Profitlüsterne Scribbler schimpfte sie der Philanthrop Gedike und verglich die Mehrzahl von Kinder- und Jugendbuchschreibern mit ausgehungerten Heuschreckenschwärmen, die sich gierig über ein neues Feld der Literatur hermachten. Zweihundert Jahre später will das Zitat zwar nicht mehr auf Autoren, sehr wohl aber auf bestimmte Vermittler passen.

Innerhalb eines einzigen Jahres gelang es zum Beispiel dem ZDF-Kinderprogramm, drei echte Kinderbuch-Klassiker mit dem anhaltenden Beifall eines Millionenpublikums erbärmlich zu verhackstücken: „Heidi“, „Pinocchio“ und „Biene Maja“, in Wochenraten serviert, bescherten sogar noch tüchtigen Heftchenmachern und fixen Plattenfirmen Anschlußerfolge in Millionenauflage.

Ohne Hilfe dieses mächtigsten Mediums in der Bundesrepublik fechten Buchhändler, Arbeitskreise, Bibliotheken einen geduldigen und schwierigen Kampf aus, um Gunst, Verständnis und Aufmerksamkeit junger Leser zu gewinnen. Mitstreiter im ungleichen Wettbewerb um diese Lesergunst der Jüngsten sind einige Städte geworden, die sich mit Kinder- und Jugendbuchwochen um die Information ihrer jungen Leser bemühen, die durch früh trainierten kritischen Umgang mit Büchern später einmal nicht zu den Käufern der jährlich 340 Millionen abgesetzten Heftchen-Romane sentimental-schäbiger Prägung gehören sollen.

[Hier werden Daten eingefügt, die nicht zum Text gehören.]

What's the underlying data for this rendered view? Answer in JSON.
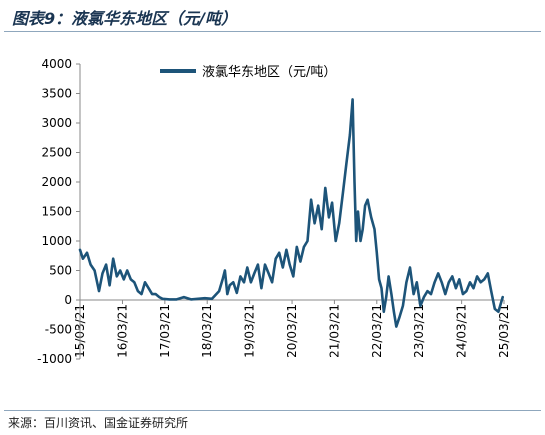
{
  "figure": {
    "caption": "图表9：液氯华东地区（元/吨）",
    "source": "来源：百川资讯、国金证券研究所"
  },
  "colors": {
    "series": "#1d5479",
    "axis": "#8a8a8a",
    "rule": "#8fa7bd",
    "caption": "#1a3552"
  },
  "chart_data": {
    "type": "line",
    "title": "",
    "xlabel": "",
    "ylabel": "",
    "ylim": [
      -1000,
      4000
    ],
    "yticks": [
      "4000",
      "3500",
      "3000",
      "2500",
      "2000",
      "1500",
      "1000",
      "500",
      "0",
      "-500",
      "-1000"
    ],
    "xticks": [
      "15/03/21",
      "16/03/21",
      "17/03/21",
      "18/03/21",
      "19/03/21",
      "20/03/21",
      "21/03/21",
      "22/03/21",
      "23/03/21",
      "24/03/21",
      "25/03/21"
    ],
    "xlim": [
      "2015-03-21",
      "2025-03-21"
    ],
    "legend": {
      "position": "top-center"
    },
    "series": [
      {
        "name": "液氯华东地区（元/吨）",
        "points": [
          [
            "2015-03-21",
            850
          ],
          [
            "2015-04-15",
            700
          ],
          [
            "2015-05-20",
            800
          ],
          [
            "2015-06-20",
            600
          ],
          [
            "2015-07-25",
            500
          ],
          [
            "2015-09-01",
            150
          ],
          [
            "2015-10-01",
            450
          ],
          [
            "2015-11-01",
            600
          ],
          [
            "2015-12-01",
            250
          ],
          [
            "2016-01-01",
            700
          ],
          [
            "2016-02-01",
            400
          ],
          [
            "2016-03-01",
            500
          ],
          [
            "2016-04-01",
            350
          ],
          [
            "2016-05-01",
            500
          ],
          [
            "2016-06-01",
            350
          ],
          [
            "2016-07-01",
            300
          ],
          [
            "2016-08-01",
            150
          ],
          [
            "2016-09-01",
            100
          ],
          [
            "2016-10-01",
            300
          ],
          [
            "2016-11-01",
            200
          ],
          [
            "2016-12-01",
            100
          ],
          [
            "2017-01-01",
            100
          ],
          [
            "2017-02-01",
            50
          ],
          [
            "2017-03-01",
            20
          ],
          [
            "2017-05-01",
            10
          ],
          [
            "2017-07-01",
            10
          ],
          [
            "2017-09-01",
            50
          ],
          [
            "2017-11-01",
            10
          ],
          [
            "2018-01-01",
            20
          ],
          [
            "2018-03-01",
            30
          ],
          [
            "2018-05-01",
            20
          ],
          [
            "2018-07-01",
            150
          ],
          [
            "2018-08-01",
            350
          ],
          [
            "2018-08-20",
            500
          ],
          [
            "2018-09-10",
            100
          ],
          [
            "2018-10-01",
            250
          ],
          [
            "2018-11-01",
            300
          ],
          [
            "2018-12-01",
            120
          ],
          [
            "2019-01-01",
            400
          ],
          [
            "2019-02-01",
            300
          ],
          [
            "2019-03-01",
            550
          ],
          [
            "2019-04-01",
            300
          ],
          [
            "2019-05-01",
            450
          ],
          [
            "2019-06-01",
            600
          ],
          [
            "2019-07-01",
            200
          ],
          [
            "2019-08-01",
            600
          ],
          [
            "2019-09-01",
            450
          ],
          [
            "2019-10-01",
            300
          ],
          [
            "2019-11-01",
            700
          ],
          [
            "2019-12-01",
            800
          ],
          [
            "2020-01-01",
            550
          ],
          [
            "2020-02-01",
            850
          ],
          [
            "2020-03-01",
            600
          ],
          [
            "2020-04-01",
            400
          ],
          [
            "2020-05-01",
            900
          ],
          [
            "2020-06-01",
            650
          ],
          [
            "2020-07-01",
            900
          ],
          [
            "2020-08-01",
            1000
          ],
          [
            "2020-09-01",
            1700
          ],
          [
            "2020-10-01",
            1300
          ],
          [
            "2020-11-01",
            1600
          ],
          [
            "2020-12-01",
            1200
          ],
          [
            "2021-01-01",
            1900
          ],
          [
            "2021-02-01",
            1400
          ],
          [
            "2021-03-01",
            1650
          ],
          [
            "2021-04-01",
            1000
          ],
          [
            "2021-05-01",
            1300
          ],
          [
            "2021-06-01",
            1800
          ],
          [
            "2021-07-01",
            2300
          ],
          [
            "2021-08-01",
            2800
          ],
          [
            "2021-08-25",
            3400
          ],
          [
            "2021-09-10",
            2000
          ],
          [
            "2021-09-25",
            1000
          ],
          [
            "2021-10-10",
            1500
          ],
          [
            "2021-11-01",
            1000
          ],
          [
            "2021-11-20",
            1200
          ],
          [
            "2021-12-10",
            1600
          ],
          [
            "2022-01-01",
            1700
          ],
          [
            "2022-02-01",
            1400
          ],
          [
            "2022-03-01",
            1200
          ],
          [
            "2022-03-21",
            800
          ],
          [
            "2022-04-10",
            350
          ],
          [
            "2022-05-01",
            200
          ],
          [
            "2022-05-20",
            -200
          ],
          [
            "2022-06-10",
            50
          ],
          [
            "2022-07-01",
            400
          ],
          [
            "2022-07-25",
            100
          ],
          [
            "2022-08-15",
            -200
          ],
          [
            "2022-09-05",
            -450
          ],
          [
            "2022-10-01",
            -300
          ],
          [
            "2022-11-01",
            -100
          ],
          [
            "2022-12-01",
            300
          ],
          [
            "2023-01-01",
            550
          ],
          [
            "2023-02-01",
            100
          ],
          [
            "2023-03-01",
            300
          ],
          [
            "2023-04-01",
            -100
          ],
          [
            "2023-05-01",
            50
          ],
          [
            "2023-06-01",
            150
          ],
          [
            "2023-07-01",
            100
          ],
          [
            "2023-08-01",
            300
          ],
          [
            "2023-09-01",
            450
          ],
          [
            "2023-10-01",
            300
          ],
          [
            "2023-11-01",
            100
          ],
          [
            "2023-12-01",
            300
          ],
          [
            "2024-01-01",
            400
          ],
          [
            "2024-02-01",
            200
          ],
          [
            "2024-03-01",
            350
          ],
          [
            "2024-04-01",
            100
          ],
          [
            "2024-05-01",
            150
          ],
          [
            "2024-06-01",
            300
          ],
          [
            "2024-07-01",
            200
          ],
          [
            "2024-08-01",
            400
          ],
          [
            "2024-09-01",
            300
          ],
          [
            "2024-10-01",
            350
          ],
          [
            "2024-11-01",
            450
          ],
          [
            "2024-12-01",
            150
          ],
          [
            "2025-01-01",
            -150
          ],
          [
            "2025-02-01",
            -200
          ],
          [
            "2025-03-10",
            50
          ]
        ]
      }
    ]
  }
}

In München, Frankfurt, Hamburg, Hannover und Duisburg haben solche Initiativen schon Tradition. Im schönen Oldenburg, ländliches Gepräge, ist der Versuch ausgestattet mit Schwung und Witz engagierter Anfänger, die voller Ideen stecken. Die nunmehr dritte herbstliche Kinder- und Jugendbuchmesse, in Oldenburg einfach Kibum abgekürzt, ist noch erfolgreicher als die der beiden Vorjahre.

Hauptziel: Bücher und Leser zusammenzubringen, Diskussion herzustellen, Gespräche über Bücher herauszuholen aus Fachzirkeln und öffentlich zu machen, Literaturbarrieren vorsichtig abzumontieren. Man zeigte Kindern und Jugendlichen, daß es außer Enid Blyton und Phantom, Jerry Cotton und Sylvia, außer Vulgär-Romantik und Kinnhaken-Geschichten lesenswerte Bücher gibt.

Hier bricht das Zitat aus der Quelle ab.